Gravity ***** (out of five)
If I found an old lamp right now, and I rubbed it, and a genie came out, and he granted me three wishes, I’d use one of them to raise Stanley Kubrick from the dead so I could take him to see Gravity. He’d like it.
To call Alfonso Cuarón’s film (written with his son Jonás) the greatest ever made would be to rush giddily to a ludicrous superlative, but there is no doubt that this is the most technically astonishing film ever shot. Considering Cuarón and his incredible team had to create technology to make it, this is not a stretch. Never has weightlessness been so well realized on screen, but that is the tip of the iceberg (and speaking of icebergs, James Cameron wishes he made this film). Never has a camera moved this way before. The opening shot, well over ten minutes, is breath-taking. The VFX are flawless and beautiful. And the 3D (and this film is absolutely made in 3D – don’t see it any other way) is, well, the best use of 3D in the history of the medium.
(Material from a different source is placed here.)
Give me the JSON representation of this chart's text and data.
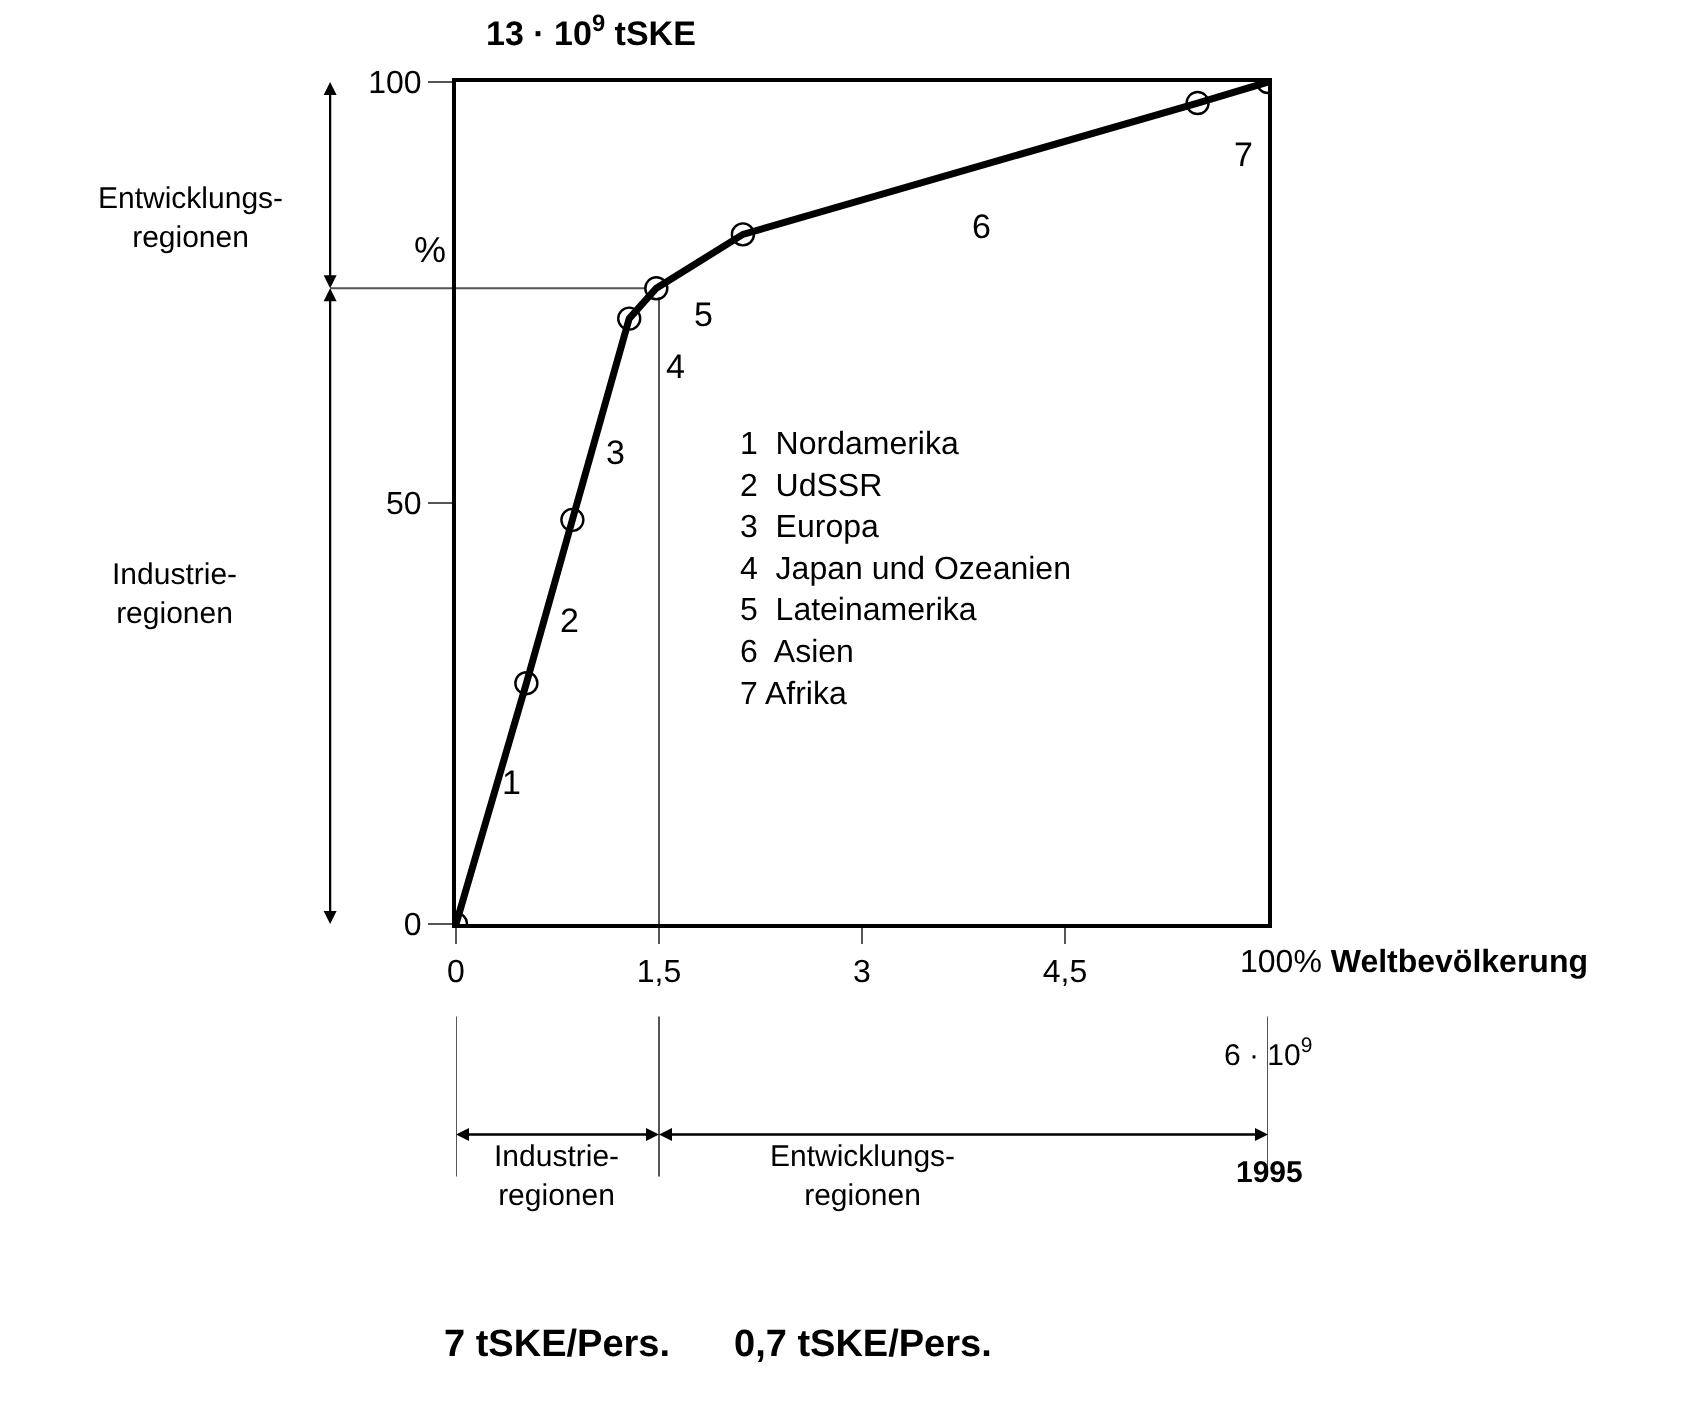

What is truly surprising and wonderful is how deft the storytelling is and how moving the film is, how much it has to say, how much feeling it has. Telling the simple tale of a couple of astronauts blindsided by a catastrophe while in orbit, Cuarón manages to take on Life, The Universe and Everything.
Sandra Bullock is the human heart of the enterprise and she is magnificent. I cannot imagine what bells and whistles she had attached to her while making this (she’s weightless the entire time) but she’s never chatting to the proverbial tennis ball on a stick. Fully present and fully emotionally committed, it’s the performance of her career (and if she doesn’t get the Oscar – which I very much doubt she will – she can consider the one she got for The Blind Side actually meant for this, accidentally given early (see Crowe: Russell, Gladiator v. A Beautiful Mind).
I am reeling from this experience in a way that reminds me why cinema is my thing. Pure and true in every respect, it is a perfect movie, in that no element is out of place, no intention unrealized. Told almost in real time, in a taut ninety-one minutes, it achieves total unity of time, place and character. It is a work of the highest art.